It's okay. Because they are my family and they are here. The girl who I call Best Friend. The girl who I live with and who saves me a dinner plate. The boy who lets me choose what movie we watch at the end of a long week. The boy who takes me to breakfast on the weekends. The people I make cupcakes for.

I always knew they were my family and they were here. But it's okay. I remember.

Sunday, February 23, 2014

Weekends like this are pretty representative of my life as a whole right now. Some disappointments, some heartbreak, some loneliness, but a lot of fun. Pushing myself not to be a hermit 100% of the time, but also allowing myself to be alone when I needed to.

I was surrounded by people I love this weekend and that's what's important. It's important that I have people here who like my company. It's important that I was able to say today, "If I stayed here for another year, I would be alright with that." It's something that I need to wrap my head around as a possibility. It needs to be accepted.

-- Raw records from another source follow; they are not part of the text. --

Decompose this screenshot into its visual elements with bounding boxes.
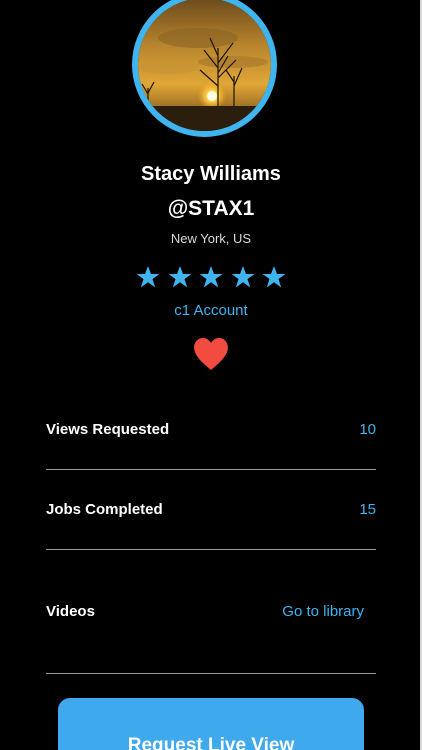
profile-screen: Stacy Williams @STAX1 New York, US c1 Ac… (0, 0, 422, 750)
go-to-library-link[interactable]: Go to library (282, 603, 364, 620)
profile-location: New York, US (170, 231, 252, 246)
stat-row-views-requested: Views Requested 10 (46, 421, 376, 441)
divider (46, 469, 376, 470)
avatar[interactable] (132, 0, 277, 137)
divider (46, 673, 376, 674)
account-type-link[interactable]: c1 Account (0, 302, 422, 319)
request-live-view-button[interactable]: Request Live View (58, 698, 364, 750)
videos-label: Videos (46, 603, 95, 620)
profile-name: Stacy Williams (141, 163, 281, 185)
sunset-photo-icon (138, 0, 271, 131)
views-requested-value: 10 (359, 421, 376, 438)
jobs-completed-label: Jobs Completed (46, 501, 163, 518)
rating-stars (136, 265, 286, 289)
profile-handle: @STAX1 (167, 197, 255, 220)
star-icon (136, 265, 160, 289)
star-icon (168, 265, 192, 289)
divider (46, 549, 376, 550)
star-icon (231, 265, 255, 289)
star-icon (199, 265, 223, 289)
stat-row-videos: Videos Go to library (46, 603, 376, 623)
views-requested-label: Views Requested (46, 421, 170, 438)
stat-row-jobs-completed: Jobs Completed 15 (46, 501, 376, 521)
star-icon (262, 265, 286, 289)
heart-icon[interactable] (193, 337, 229, 371)
jobs-completed-value: 15 (359, 501, 376, 518)
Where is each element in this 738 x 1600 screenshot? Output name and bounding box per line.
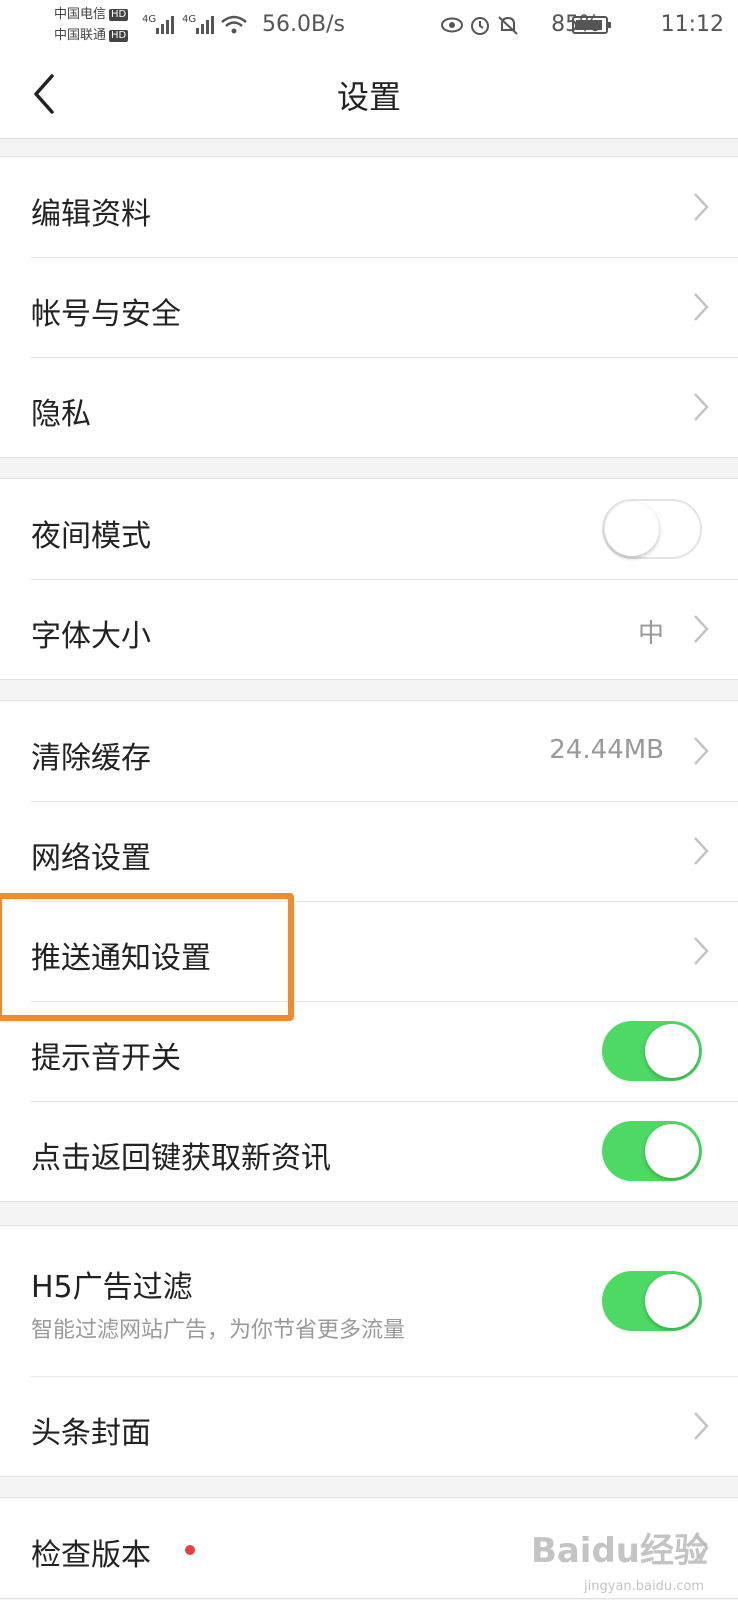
watermark-logo: Baidu经验: [530, 1531, 708, 1571]
clock-time: 11:12: [660, 12, 724, 37]
sound-toggle[interactable]: [602, 1021, 702, 1081]
profile-group: 编辑资料 帐号与安全 隐私: [0, 156, 738, 458]
carrier-info: 中国电信 HD 中国联通 HD: [54, 4, 129, 46]
privacy-row[interactable]: 隐私: [0, 357, 738, 457]
clear-cache-row[interactable]: 清除缓存 24.44MB: [0, 701, 738, 801]
update-dot: [185, 1545, 195, 1555]
cache-size-value: 24.44MB: [549, 735, 664, 765]
chevron-right-icon: [694, 193, 709, 221]
network-speed: 56.0B/s: [262, 12, 345, 37]
toggle-knob: [645, 1274, 699, 1328]
nav-bar: 设置: [0, 50, 738, 139]
row-label: 编辑资料: [31, 197, 151, 232]
font-size-value: 中: [637, 619, 664, 649]
row-label: 隐私: [31, 397, 91, 432]
hd-badge: HD: [109, 8, 129, 21]
row-label: 字体大小: [31, 619, 151, 654]
row-label: 夜间模式: [31, 519, 151, 554]
chevron-right-icon: [694, 393, 709, 421]
chevron-right-icon: [694, 293, 709, 321]
row-label: 帐号与安全: [31, 297, 181, 332]
toggle-knob: [645, 1124, 699, 1178]
row-label: 检查版本: [31, 1538, 151, 1573]
row-label: H5广告过滤: [31, 1270, 193, 1305]
font-size-row[interactable]: 字体大小 中: [0, 579, 738, 679]
hd-badge: HD: [109, 29, 129, 42]
watermark-url: jingyan.baidu.com: [584, 1579, 704, 1594]
carrier-1: 中国电信: [54, 7, 107, 22]
row-label: 头条封面: [31, 1416, 151, 1451]
page-title: 设置: [336, 78, 401, 116]
row-subtitle: 智能过滤网站广告，为你节省更多流量: [31, 1318, 406, 1343]
toggle-knob: [605, 502, 659, 556]
row-label: 提示音开关: [31, 1041, 181, 1076]
eye-icon: [441, 17, 463, 33]
status-bar: 中国电信 HD 中国联通 HD 4G 4G 56.0B/s 85% 11:12: [0, 0, 738, 50]
chevron-right-icon: [694, 737, 709, 765]
row-label: 网络设置: [31, 841, 151, 876]
night-mode-row: 夜间模式: [0, 479, 738, 579]
chevron-right-icon: [694, 937, 709, 965]
back-refresh-row: 点击返回键获取新资讯: [0, 1101, 738, 1201]
headline-cover-row[interactable]: 头条封面: [0, 1376, 738, 1476]
chevron-right-icon: [694, 615, 709, 643]
chevron-right-icon: [694, 837, 709, 865]
network-settings-row[interactable]: 网络设置: [0, 801, 738, 901]
chevron-right-icon: [694, 1412, 709, 1440]
account-security-row[interactable]: 帐号与安全: [0, 257, 738, 357]
back-refresh-toggle[interactable]: [602, 1121, 702, 1181]
ad-filter-toggle[interactable]: [602, 1271, 702, 1331]
net-type-1: 4G: [142, 14, 156, 25]
highlight-box: [0, 893, 294, 1021]
net-type-2: 4G: [182, 14, 196, 25]
signal-icon: 4G 4G: [142, 14, 247, 34]
h5-group: H5广告过滤 智能过滤网站广告，为你节省更多流量 头条封面: [0, 1225, 738, 1477]
battery-icon: [572, 16, 611, 34]
row-label: 点击返回键获取新资讯: [31, 1141, 331, 1176]
toggle-knob: [645, 1024, 699, 1078]
row-label: 清除缓存: [31, 741, 151, 776]
edit-profile-row[interactable]: 编辑资料: [0, 157, 738, 257]
carrier-2: 中国联通: [54, 28, 107, 43]
display-group: 夜间模式 字体大小 中: [0, 478, 738, 680]
mute-icon: [498, 16, 518, 35]
alarm-icon: [471, 17, 489, 35]
ad-filter-row: H5广告过滤 智能过滤网站广告，为你节省更多流量: [0, 1226, 738, 1376]
night-mode-toggle[interactable]: [602, 499, 702, 559]
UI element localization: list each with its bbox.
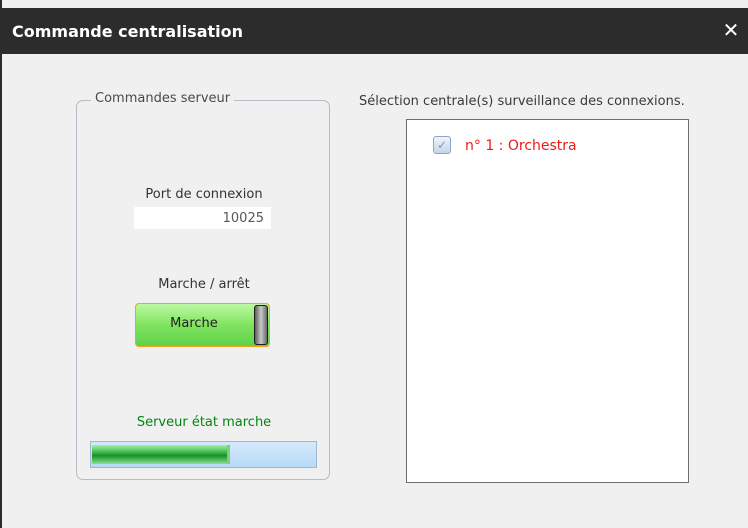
start-stop-toggle[interactable]: Marche [135,303,270,347]
window-title: Commande centralisation [12,22,244,41]
server-commands-group: Commandes serveur Port de connexion Marc… [76,91,330,480]
server-progress-fill [92,445,230,464]
list-item-label: n° 1 : Orchestra [465,138,577,154]
server-commands-title: Commandes serveur [91,91,235,106]
port-input[interactable] [134,207,271,229]
window: Commande centralisation ✕ Commandes serv… [0,0,748,528]
start-stop-label: Marche / arrêt [158,277,250,292]
toggle-label: Marche [170,316,218,331]
close-icon[interactable]: ✕ [720,19,742,41]
title-bar[interactable]: Commande centralisation ✕ [2,8,748,54]
monitoring-listbox[interactable]: ✓ n° 1 : Orchestra [406,119,689,483]
check-icon[interactable]: ✓ [433,136,451,154]
server-progress-bar [90,441,317,468]
port-label: Port de connexion [145,187,263,202]
monitoring-caption: Sélection centrale(s) surveillance des c… [359,94,685,109]
server-status-text: Serveur état marche [136,415,272,430]
toggle-thumb[interactable] [254,305,268,345]
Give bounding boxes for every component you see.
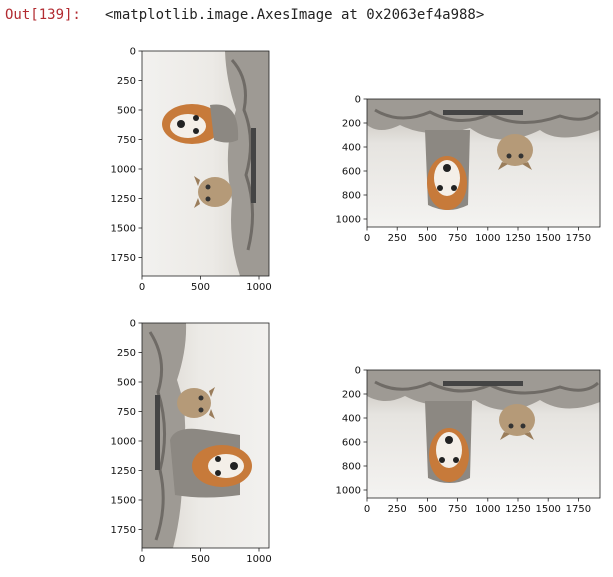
image-panel-1 [142,51,269,276]
ytick-label: 250 [117,76,136,87]
ytick-label: 400 [342,414,361,425]
xtick-label: 0 [139,554,145,565]
ytick-label: 1500 [111,496,136,507]
ytick-label: 1000 [111,165,136,176]
ytick-label: 250 [117,348,136,359]
image-panel-2 [367,99,600,227]
xtick-label: 500 [418,233,437,244]
ytick-label: 1250 [111,466,136,477]
ytick-label: 400 [342,143,361,154]
image-panel-3 [142,323,269,548]
ytick-label: 0 [355,366,361,377]
xtick-label: 750 [448,233,467,244]
xtick-label: 1000 [246,282,271,293]
ytick-label: 1750 [111,253,136,264]
xtick-label: 500 [191,554,210,565]
ytick-label: 500 [117,378,136,389]
xtick-label: 0 [364,233,370,244]
ytick-label: 0 [130,47,136,58]
ytick-label: 600 [342,167,361,178]
ytick-label: 1250 [111,194,136,205]
ytick-label: 1500 [111,224,136,235]
xtick-label: 750 [448,504,467,515]
ytick-label: 750 [117,407,136,418]
ytick-label: 1000 [111,437,136,448]
xtick-label: 1250 [505,504,530,515]
xtick-label: 1000 [246,554,271,565]
ytick-label: 500 [117,106,136,117]
ytick-label: 1750 [111,525,136,536]
xtick-label: 1250 [505,233,530,244]
ytick-label: 1000 [336,215,361,226]
figure: 025050075010001250150017500 500 1000020040… [111,47,601,565]
ytick-label: 200 [342,390,361,401]
xtick-label: 1750 [566,233,591,244]
xtick-label: 250 [388,504,407,515]
ytick-label: 0 [130,319,136,330]
ytick-label: 0 [355,95,361,106]
xtick-label: 0 [139,282,145,293]
xtick-label: 1000 [475,233,500,244]
xtick-label: 1500 [535,233,560,244]
xtick-label: 1000 [475,504,500,515]
xtick-label: 500 [191,282,210,293]
xtick-label: 250 [388,233,407,244]
ytick-label: 750 [117,135,136,146]
ytick-label: 600 [342,438,361,449]
ytick-label: 200 [342,119,361,130]
ytick-label: 800 [342,191,361,202]
xtick-label: 0 [364,504,370,515]
ytick-label: 1000 [336,486,361,497]
xtick-label: 500 [418,504,437,515]
xtick-label: 1500 [535,504,560,515]
ytick-label: 800 [342,462,361,473]
image-panel-4 [367,370,600,498]
xtick-label: 1750 [566,504,591,515]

I'm still focused on "enough" and trying to know that I am that. And I do believe that the events of this year thus far are going to help me in pursuing this goal. The place the girl and I are at right now is not a good one, but I think it's a necessary one. She's still a good influence, still treating me right. Pushing me to my best. And my best right now needs to be that I am enough. On my own. What we're dealing with is absolutely pushing me towards that.

This weekend was a good period of time of getting towards enough. Because enough, for me, means dealing with those disappointments, heartbreak, loneliness, and still being okay. I am enough.

And, today, I sat in the sunlight and read an old favorite and felt good. Felt enough.

Saturday, February 22, 2014

If you can tell me that one mistake doesn't define who I am, then you should believe that one mistake doesn't define our love.

I believe that. I hope you do. I desperately hope so.

Turning over and over in my head the fact that I asked you last night if we could ever get over this and you refused to answer. Changed the subject. Don't think I didn't notice. And I remember that you were still completely cognizant and determined not to break me. You've still got my back, even now.

I know you, love of mine. I still do.

Sunday, February 16, 2014

I miss you, I miss you.

Please don't ask me how I'm doing because I'm afraid I'll tell you the truth.

Which is

heartbroken. Shattered. Utterly and completely heartbroken.

Please don't ask because then I'd have to tell you that I cried in my car on the way home today. 

Wednesday, February 12, 2014

Weird looking at some pictures from certain periods of the last year. The pictures where I think I look the best or the skinniest are from strange times.

Like, I look at them and wish I was always that skinny. And then I remember that at those points I was, at most, eating 600 calories a day. I literally wasn't eating. I just wasn't.

Surviving off a diet of anxiety and applesauce.

And that's not even a little bit healthy. I may think I look good in those pictures, but the anxiety isn't worth that.

Filed under, things to remember when I'm dissatisfied with how I look.

Wednesday, February 5, 2014

I wanted to be the one that would never hurt you. That's not quite realistic though.

And when you were telling me that this was the first time I've genuinely hurt you, all I was thinking of was the quote from that book that we love. How we don't get a choice on being hurt in this world, but we do have a choice at who hurts us.

I DO like my choices. I really hope you like yours.

And you're wrong, you know. I will grow from this. I promise.